A key strength of the study is that the researchers extensively ruled out other explanations for reduced serotonin. For example, they found that activity of the enzymes that convert tryptophan to serotonin was not impacted. They also found that the genes involved in tryptophan absorption of the gut were downregulated in the presence of type 1 interferon, which is known to be elevated in the presence of ongoing viral replication. Furthermore, they verified that genetic alterations expected to block interferon-induced downregulation did indeed prevent it.

Another strength of the study is that it examined in an agnostic manner thousands of so-called “metabolites” in acute SARS-CoV-2 and Long COVID patients.
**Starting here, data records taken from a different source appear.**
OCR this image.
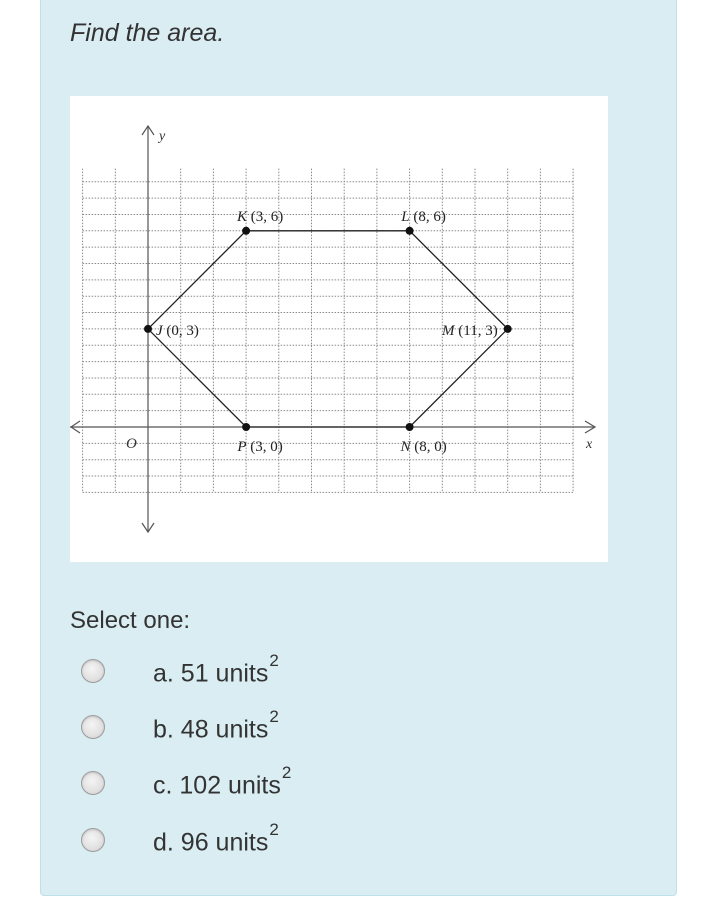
Find the area.
y
x
O
J (0, 3)
K (3, 6)	L (8, 6)
M (11, 3)
N (8, 0)
P (3, 0)
Select one:
a. 51 units$^2$
b. 48 units$^2$
c. 102 units$^2$
d. 96 units$^2$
The only metabolite consistently reduced in both patient populations, and that was highly correlated with symptoms, was serotonin. The subsequent detailed elucidation of the biological mechanism of reduced serotonin, as well as ruling out of alternative biological mechanisms, provides high confidence in the results.

Another key finding of the study is that the effect is not specific to SARS-CoV-2. The researchers found reduced serotonin levels in both human and mouse subjects with other viral infections.

The limitations of the study are that although mice are susceptible to SARS-CoV-2 infection, there is no mouse model of Long COVID itself. Thus, whether the observed reduction in mouse performance in memory-based tasks correlates with human Long COVID symptoms is unknown. Also, the effects of low serotonin levels were quite variable among Long COVID patients. The study also suffered from relatively small sample size, with 58 patients from one United States hospital.

Nevertheless, the study is a major milestone in understanding the pathology of acute SARS-CoV-2 infection and viral infections generally, identifying reduced serotonin levels as a common factor. The study also provides important future directions for Long COVID research that did not exist previously. Furthermore, it represents an impressive achievement in enhancing our understanding of the interaction among viral infection, the peripheral nervous system, and the central nervous system.

Finally, the study adds to the evidence that ruling class indifference to widespread viral infections across the globe will continue to needlessly cause human suffering. The lesson for the working class is that until the global economy is based on human need and not profit, viral infections will be permitted to spread, causing massive morbidity and mortality.